I used the chi2cdf function in Octave to get an answer of 0.03898. You could also use this Wolfram Alpha page to get the same answer.1 So there’s a 4% chance of getting results at least as skewed as those observed in the study. This is close to the usual 5% boundary, so it’s not surprising that reclassifying a few subjects would make the results not statistically significant.

Here’s a transcript of the Octave session in which I made all the calculations. It takes a lot less time to do it than to explain it. Note that in some cases I’m using regular matrix operators (-, *), and in other cases I’m using element-by-element operators (.^, ./).

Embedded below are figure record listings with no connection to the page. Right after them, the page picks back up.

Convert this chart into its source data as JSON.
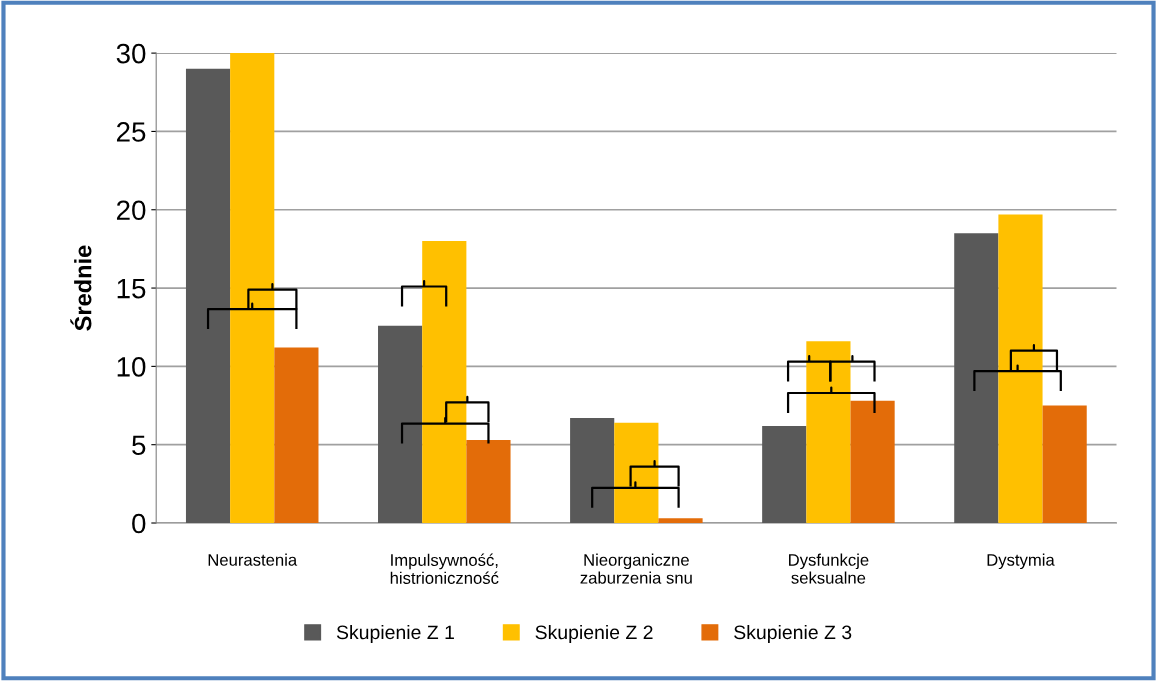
{
  "chart_data": {
    "type": "bar",
    "ylabel": "Średnie",
    "categories": [
      "Neurastenia",
      "Impulsywność,\nhistrioniczność",
      "Nieorganiczne\nzaburzenia snu",
      "Dysfunkcje\nseksualne",
      "Dystymia"
    ],
    "series": [
      {
        "name": "Skupienie Z 1",
        "color": "#595959",
        "values": [
          29.0,
          12.6,
          6.7,
          6.2,
          18.5
        ]
      },
      {
        "name": "Skupienie Z 2",
        "color": "#ffc000",
        "values": [
          30.0,
          18.0,
          6.4,
          11.6,
          19.7
        ]
      },
      {
        "name": "Skupienie Z 3",
        "color": "#e36c09",
        "values": [
          11.2,
          5.3,
          0.3,
          7.8,
          7.5
        ]
      }
    ],
    "ylim": [
      0,
      30
    ],
    "yticks": [
      0,
      5,
      10,
      15,
      20,
      25,
      30
    ],
    "grid": "y",
    "legend": "bottom"
  }
}
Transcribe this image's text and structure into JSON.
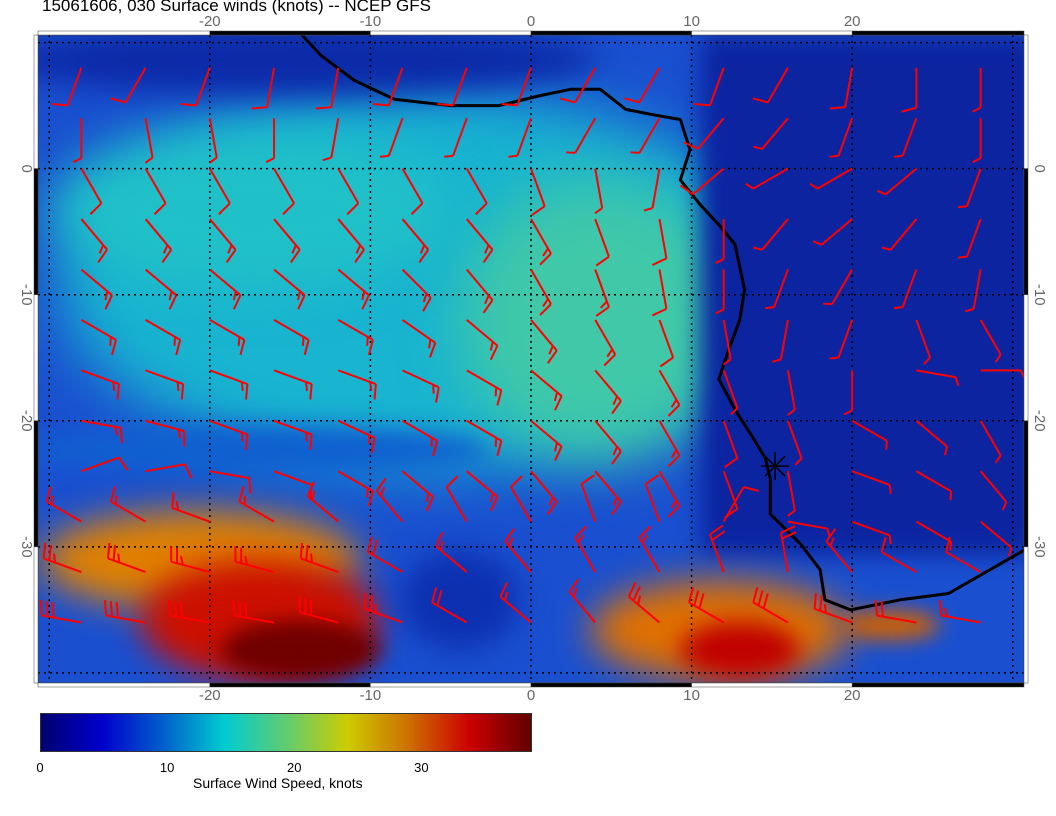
{
  "title": "15061606, 030 Surface winds (knots) -- NCEP GFS",
  "map": {
    "lon_range": [
      -30.7,
      30.7
    ],
    "lat_range": [
      -40.8,
      10.6
    ],
    "lon_ticks": [
      "-20",
      "-10",
      "0",
      "10",
      "20"
    ],
    "lon_tick_values": [
      -20,
      -10,
      0,
      10,
      20
    ],
    "lat_ticks": [
      "0",
      "-10",
      "-20",
      "-30"
    ],
    "lat_tick_values": [
      0,
      -10,
      -20,
      -30
    ],
    "barb_color": "#ff0000",
    "coast_color": "#000000",
    "marker": {
      "lon": 15.2,
      "lat": -23.6,
      "icon": "star-marker-icon"
    },
    "barbs": {
      "lons": [
        -28,
        -24,
        -20,
        -16,
        -12,
        -8,
        -4,
        0,
        4,
        8,
        12,
        16,
        20,
        24,
        28
      ],
      "rows": [
        {
          "lat": 8,
          "dir": [
            200,
            210,
            200,
            190,
            190,
            200,
            200,
            200,
            210,
            210,
            200,
            210,
            190,
            180,
            180
          ],
          "spd": [
            10,
            10,
            10,
            10,
            10,
            10,
            10,
            10,
            10,
            10,
            10,
            10,
            10,
            10,
            5
          ]
        },
        {
          "lat": 4,
          "dir": [
            180,
            170,
            170,
            180,
            190,
            200,
            200,
            200,
            210,
            210,
            220,
            220,
            200,
            200,
            180
          ],
          "spd": [
            5,
            5,
            5,
            5,
            5,
            5,
            5,
            5,
            5,
            5,
            10,
            5,
            5,
            5,
            5
          ]
        },
        {
          "lat": 0,
          "dir": [
            150,
            150,
            150,
            150,
            150,
            150,
            150,
            160,
            170,
            190,
            230,
            240,
            240,
            230,
            200
          ],
          "spd": [
            10,
            10,
            10,
            10,
            10,
            10,
            10,
            10,
            5,
            5,
            10,
            5,
            5,
            5,
            5
          ]
        },
        {
          "lat": -4,
          "dir": [
            140,
            140,
            140,
            140,
            140,
            140,
            140,
            150,
            160,
            170,
            180,
            220,
            230,
            220,
            200
          ],
          "spd": [
            15,
            15,
            15,
            15,
            15,
            15,
            15,
            15,
            10,
            10,
            5,
            5,
            5,
            5,
            5
          ]
        },
        {
          "lat": -8,
          "dir": [
            130,
            130,
            130,
            130,
            130,
            135,
            140,
            150,
            160,
            170,
            180,
            200,
            210,
            200,
            190
          ],
          "spd": [
            15,
            15,
            15,
            15,
            15,
            15,
            15,
            15,
            15,
            10,
            5,
            5,
            5,
            5,
            5
          ]
        },
        {
          "lat": -12,
          "dir": [
            120,
            120,
            120,
            120,
            120,
            125,
            130,
            140,
            150,
            160,
            170,
            190,
            200,
            160,
            150
          ],
          "spd": [
            15,
            15,
            15,
            15,
            15,
            15,
            15,
            15,
            15,
            10,
            5,
            5,
            5,
            5,
            5
          ]
        },
        {
          "lat": -16,
          "dir": [
            110,
            110,
            110,
            110,
            110,
            115,
            120,
            130,
            140,
            150,
            160,
            170,
            180,
            100,
            90
          ],
          "spd": [
            15,
            15,
            15,
            15,
            15,
            15,
            15,
            15,
            15,
            15,
            5,
            5,
            5,
            5,
            5
          ]
        },
        {
          "lat": -20,
          "dir": [
            100,
            105,
            110,
            110,
            115,
            120,
            120,
            130,
            140,
            150,
            160,
            160,
            120,
            130,
            150
          ],
          "spd": [
            15,
            15,
            15,
            15,
            15,
            15,
            15,
            15,
            15,
            15,
            10,
            5,
            5,
            5,
            5
          ]
        },
        {
          "lat": -24,
          "dir": [
            70,
            80,
            100,
            110,
            120,
            130,
            130,
            140,
            140,
            150,
            160,
            170,
            110,
            120,
            140
          ],
          "spd": [
            10,
            10,
            10,
            10,
            15,
            15,
            15,
            15,
            15,
            15,
            10,
            5,
            5,
            5,
            5
          ]
        },
        {
          "lat": -28,
          "dir": [
            300,
            300,
            290,
            300,
            310,
            320,
            330,
            330,
            340,
            340,
            30,
            100,
            110,
            120,
            130
          ],
          "spd": [
            15,
            15,
            15,
            15,
            15,
            15,
            10,
            10,
            10,
            10,
            10,
            5,
            5,
            5,
            5
          ]
        },
        {
          "lat": -32,
          "dir": [
            290,
            290,
            285,
            285,
            290,
            300,
            310,
            320,
            330,
            330,
            340,
            350,
            320,
            300,
            300
          ],
          "spd": [
            25,
            25,
            25,
            25,
            25,
            20,
            15,
            15,
            15,
            15,
            20,
            20,
            15,
            10,
            10
          ]
        },
        {
          "lat": -36,
          "dir": [
            280,
            280,
            280,
            280,
            285,
            290,
            300,
            310,
            320,
            310,
            300,
            300,
            290,
            280,
            280
          ],
          "spd": [
            30,
            30,
            30,
            30,
            30,
            25,
            20,
            15,
            15,
            25,
            30,
            30,
            25,
            20,
            15
          ]
        }
      ]
    }
  },
  "colorbar": {
    "title": "Surface Wind Speed, knots",
    "range": [
      0,
      38.7
    ],
    "tick_labels": [
      "0",
      "10",
      "20",
      "30"
    ],
    "tick_values": [
      0,
      10,
      20,
      30
    ],
    "colors": [
      "#000070",
      "#0000cc",
      "#0060cc",
      "#00ccd0",
      "#60cc70",
      "#cccc00",
      "#cc7000",
      "#cc0000",
      "#600000"
    ]
  }
}
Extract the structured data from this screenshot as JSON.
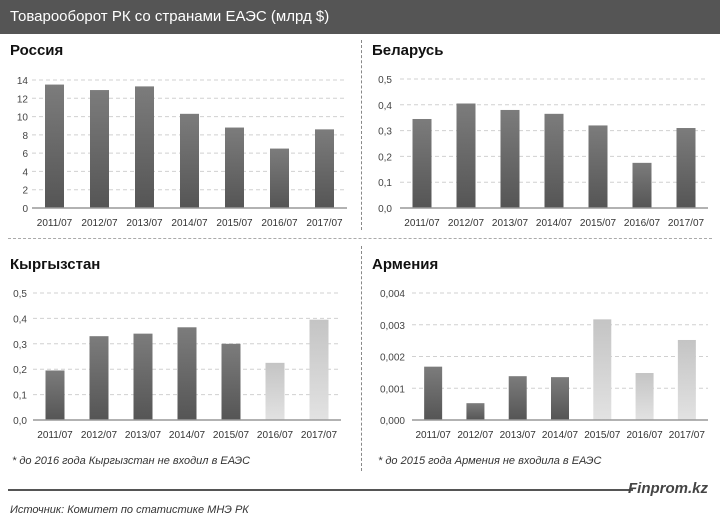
{
  "header": {
    "title": "Товарооборот РК со странами ЕАЭС (млрд $)"
  },
  "colors": {
    "header_bg": "#555555",
    "bar_dark": "#606060",
    "bar_light": "#d4d4d4"
  },
  "chart_data": [
    {
      "type": "bar",
      "title": "Россия",
      "categories": [
        "2011/07",
        "2012/07",
        "2013/07",
        "2014/07",
        "2015/07",
        "2016/07",
        "2017/07"
      ],
      "values": [
        13.5,
        12.9,
        13.3,
        10.3,
        8.8,
        6.5,
        8.6
      ],
      "ylim": [
        0,
        14
      ],
      "yticks": [
        "0",
        "2",
        "4",
        "6",
        "8",
        "10",
        "12",
        "14"
      ],
      "light": [
        false,
        false,
        false,
        false,
        false,
        false,
        false
      ],
      "grid": true
    },
    {
      "type": "bar",
      "title": "Беларусь",
      "categories": [
        "2011/07",
        "2012/07",
        "2013/07",
        "2014/07",
        "2015/07",
        "2016/07",
        "2017/07"
      ],
      "values": [
        0.345,
        0.405,
        0.38,
        0.365,
        0.32,
        0.175,
        0.31
      ],
      "ylim": [
        0,
        0.5
      ],
      "yticks": [
        "0,0",
        "0,1",
        "0,2",
        "0,3",
        "0,4",
        "0,5"
      ],
      "light": [
        false,
        false,
        false,
        false,
        false,
        false,
        false
      ],
      "grid": true
    },
    {
      "type": "bar",
      "title": "Кыргызстан",
      "categories": [
        "2011/07",
        "2012/07",
        "2013/07",
        "2014/07",
        "2015/07",
        "2016/07",
        "2017/07"
      ],
      "values": [
        0.195,
        0.33,
        0.34,
        0.365,
        0.3,
        0.225,
        0.395
      ],
      "ylim": [
        0,
        0.5
      ],
      "yticks": [
        "0,0",
        "0,1",
        "0,2",
        "0,3",
        "0,4",
        "0,5"
      ],
      "light": [
        false,
        false,
        false,
        false,
        false,
        true,
        true
      ],
      "grid": true,
      "note": "* до 2016 года Кыргызстан не входил в ЕАЭС"
    },
    {
      "type": "bar",
      "title": "Армения",
      "categories": [
        "2011/07",
        "2012/07",
        "2013/07",
        "2014/07",
        "2015/07",
        "2016/07",
        "2017/07"
      ],
      "values": [
        0.00168,
        0.00053,
        0.00138,
        0.00135,
        0.00317,
        0.00148,
        0.00252
      ],
      "ylim": [
        0,
        0.004
      ],
      "yticks": [
        "0,000",
        "0,001",
        "0,002",
        "0,003",
        "0,004"
      ],
      "light": [
        false,
        false,
        false,
        false,
        true,
        true,
        true
      ],
      "grid": true,
      "note": "* до 2015 года Армения не входила в ЕАЭС"
    }
  ],
  "footer": {
    "brand": "Finprom.kz",
    "source": "Источник:  Комитет по статистике МНЭ РК"
  }
}
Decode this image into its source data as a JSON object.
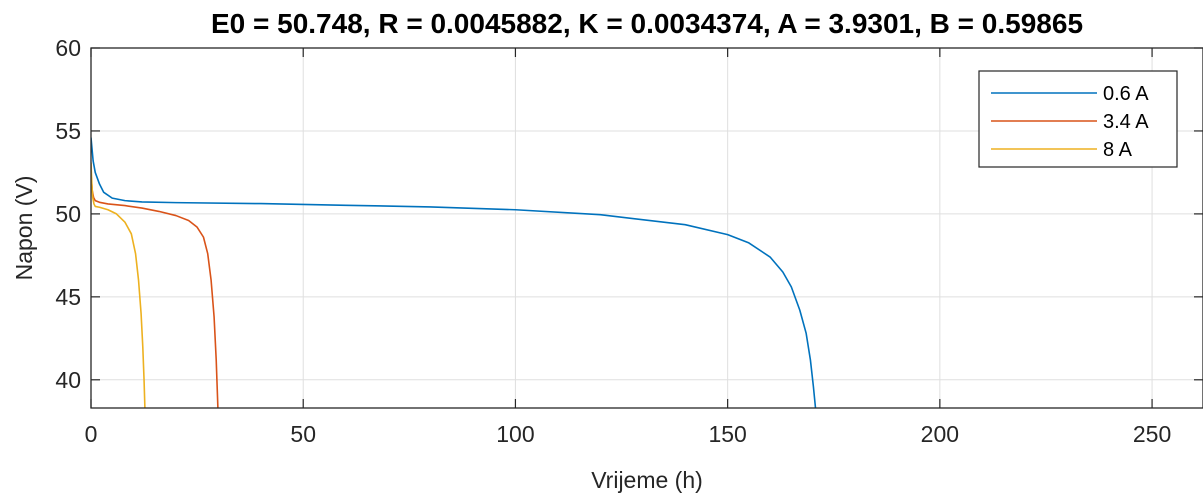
{
  "chart_data": {
    "type": "line",
    "title": "E0 = 50.748, R = 0.0045882, K = 0.0034374, A = 3.9301, B = 0.59865",
    "xlabel": "Vrijeme (h)",
    "ylabel": "Napon (V)",
    "xlim": [
      0,
      262
    ],
    "ylim": [
      38.3,
      60
    ],
    "xticks": [
      0,
      50,
      100,
      150,
      200,
      250
    ],
    "yticks": [
      40,
      45,
      50,
      55,
      60
    ],
    "xtick_labels": [
      "0",
      "50",
      "100",
      "150",
      "200",
      "250"
    ],
    "ytick_labels": [
      "40",
      "45",
      "50",
      "55",
      "60"
    ],
    "grid": true,
    "legend_position": "top-right",
    "series": [
      {
        "name": "0.6 A",
        "color": "#0072BD",
        "x": [
          0,
          0.5,
          1,
          2,
          3,
          5,
          8,
          12,
          20,
          40,
          60,
          80,
          100,
          120,
          140,
          150,
          155,
          160,
          163,
          165,
          167,
          168.5,
          169.5,
          170.2,
          170.7
        ],
        "y": [
          54.6,
          53.2,
          52.5,
          51.8,
          51.3,
          50.95,
          50.8,
          50.72,
          50.68,
          50.62,
          50.52,
          50.42,
          50.25,
          49.95,
          49.35,
          48.75,
          48.25,
          47.4,
          46.5,
          45.6,
          44.2,
          42.8,
          41.2,
          39.6,
          38.3
        ]
      },
      {
        "name": "3.4 A",
        "color": "#D95319",
        "x": [
          0,
          0.3,
          0.6,
          1,
          2,
          4,
          8,
          12,
          16,
          20,
          23,
          25,
          26.5,
          27.5,
          28.3,
          29,
          29.5,
          29.9
        ],
        "y": [
          52.4,
          51.4,
          51.0,
          50.8,
          50.7,
          50.6,
          50.5,
          50.35,
          50.15,
          49.9,
          49.6,
          49.2,
          48.6,
          47.6,
          46.0,
          43.8,
          41.2,
          38.3
        ]
      },
      {
        "name": "8 A",
        "color": "#EDB120",
        "x": [
          0,
          0.2,
          0.4,
          0.7,
          1,
          2,
          4,
          6,
          8,
          9.5,
          10.5,
          11.2,
          11.8,
          12.2,
          12.5,
          12.7
        ],
        "y": [
          53.1,
          51.8,
          51.0,
          50.6,
          50.45,
          50.4,
          50.25,
          50.0,
          49.5,
          48.8,
          47.6,
          46.0,
          44.0,
          42.0,
          40.0,
          38.3
        ]
      }
    ]
  }
}
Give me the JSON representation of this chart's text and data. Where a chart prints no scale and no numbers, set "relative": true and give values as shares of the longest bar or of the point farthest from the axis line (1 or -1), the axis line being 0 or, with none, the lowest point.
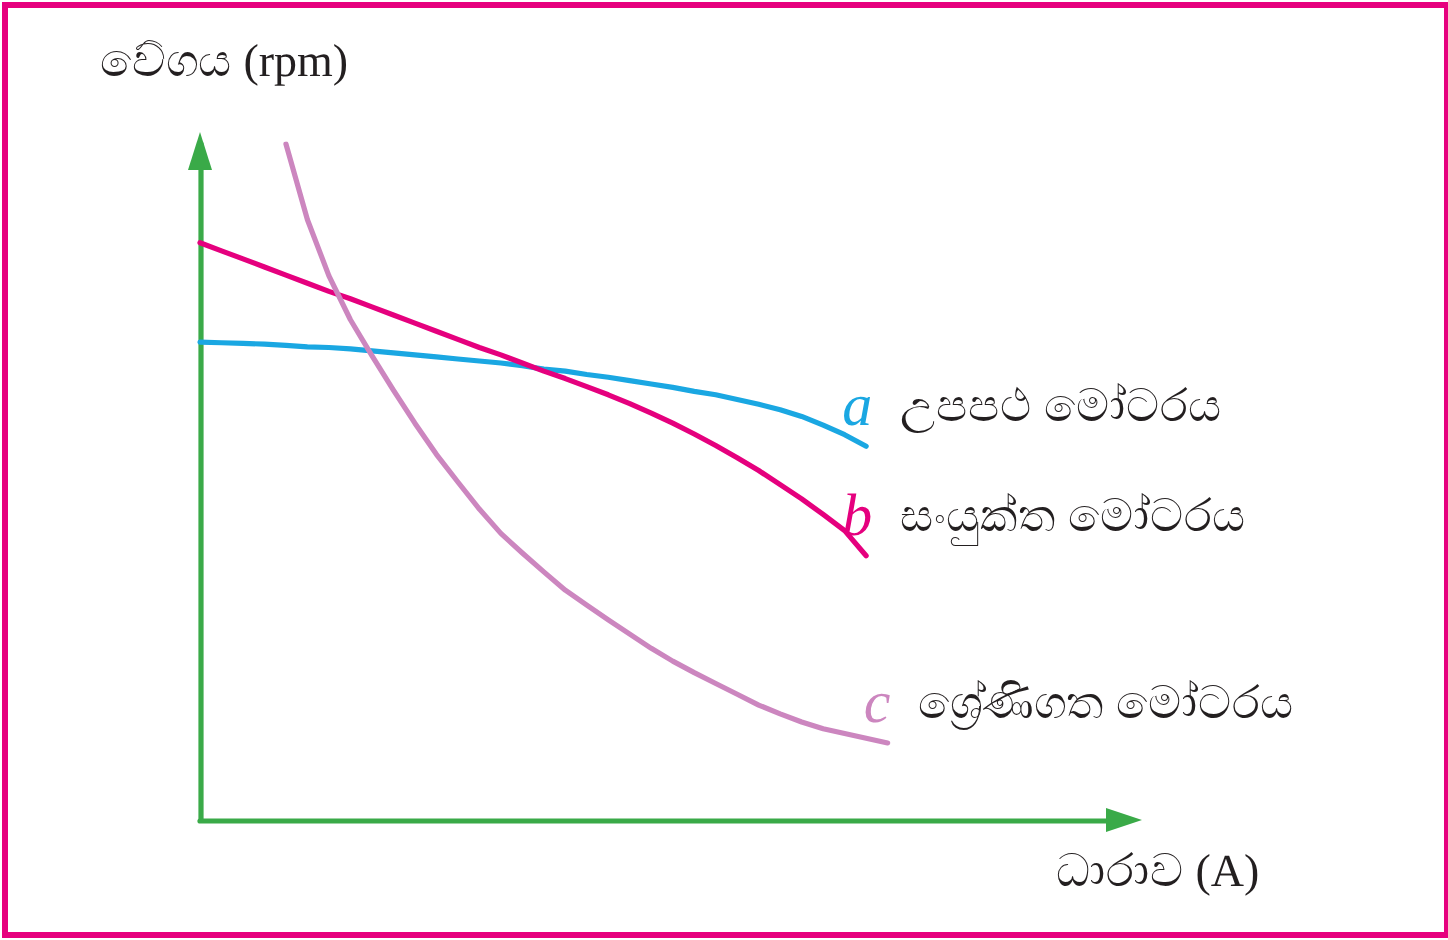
{
  "chart_data": {
    "type": "line",
    "relative": true,
    "xlabel": "ධාරාව (A)",
    "ylabel": "වේගය (rpm)",
    "marker": "none",
    "categories": [
      null,
      null,
      null,
      null,
      null,
      null,
      null,
      null,
      null,
      null,
      null,
      null,
      null,
      null,
      null,
      null,
      null,
      null,
      null,
      null,
      null,
      null,
      null,
      null,
      null,
      null,
      null,
      null,
      null,
      null,
      null,
      null,
      null,
      null,
      null,
      null,
      null,
      null,
      null,
      null,
      null,
      null,
      null,
      null
    ],
    "series": [
      {
        "name": "a උපපථ මෝටරය",
        "color": "#1aa7e2",
        "values": [
          0.707,
          0.706,
          0.705,
          0.704,
          0.702,
          0.7,
          0.699,
          0.697,
          0.694,
          0.691,
          0.688,
          0.685,
          0.682,
          0.679,
          0.676,
          0.672,
          0.667,
          0.664,
          0.659,
          0.655,
          0.65,
          0.645,
          0.64,
          0.634,
          0.629,
          0.622,
          0.615,
          0.607,
          0.597,
          0.584,
          0.57,
          0.553,
          null,
          null,
          null,
          null,
          null,
          null,
          null,
          null,
          null,
          null,
          null,
          null
        ]
      },
      {
        "name": "b සංයුක්ත මෝටරය",
        "color": "#e5007e",
        "values": [
          0.854,
          0.842,
          0.83,
          0.818,
          0.806,
          0.794,
          0.782,
          0.771,
          0.759,
          0.747,
          0.735,
          0.723,
          0.711,
          0.699,
          0.688,
          0.676,
          0.664,
          0.653,
          0.641,
          0.629,
          0.616,
          0.602,
          0.587,
          0.571,
          0.554,
          0.536,
          0.517,
          0.496,
          0.475,
          0.452,
          0.428,
          0.391,
          null,
          null,
          null,
          null,
          null,
          null,
          null,
          null,
          null,
          null,
          null,
          null
        ]
      },
      {
        "name": "c ශ්‍රේණිගත මෝටරය",
        "color": "#cc86bf",
        "values": [
          null,
          null,
          null,
          null,
          1,
          0.888,
          0.805,
          0.74,
          0.687,
          0.636,
          0.587,
          0.541,
          0.5,
          0.46,
          0.424,
          0.395,
          0.367,
          0.34,
          0.318,
          0.296,
          0.275,
          0.254,
          0.235,
          0.218,
          0.202,
          0.186,
          0.17,
          0.157,
          0.145,
          0.135,
          0.128,
          0.121,
          0.114,
          null,
          null,
          null,
          null,
          null,
          null,
          null,
          null,
          null,
          null,
          null
        ]
      }
    ]
  }
}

octave-3.2.3:1> obs = [51, 74; 8146, 8124]
obs =

     51     74
   8146   8124

octave-3.2.3:2> sum(obs,1)
ans =

   8197   8198

octave-3.2.3:3> sum(obs,2)
ans =


octave-3.2.3:4> p = sum(obs,2)(1)/sum(sum(obs))
p =  0.0076243
octave-3.2.3:5> exp = [p; 1-p]*sum(obs,1)
exp =

     62.496     62.504
   8134.504   8135.496

octave-3.2.3:6> err = obs - exp
err =

  -11.496   11.496
   11.496  -11.496

octave-3.2.3:7> sqerr = err.^2
sqerr =

   132.16   132.16
   132.16   132.16

octave-3.2.3:8> stdsqerr = sqerr./exp
stdsqerr =

   2.114726   2.114468
   0.016247   0.016245

octave-3.2.3:9> chi2stat = sum(sum(stdsqerr))
chi2stat =  4.2617
octave-3.2.3:10> 1 - chi2cdf(chi2stat,1)
ans =  0.038981


  1. Note that I used 10,000 as the “right endpoint” on the Wolfram Alpha page. What I really wanted as the right endpoint was infinity, but I couldn’t figure out how to tell Alpha that (neither “infinity” nor “Infinity” worked). Because the chi-squared density function drops off rapidly with increasing values, 10,000 was a good proxy for infinity. Even 100 would have given four digits of accuracy in the calculated probability.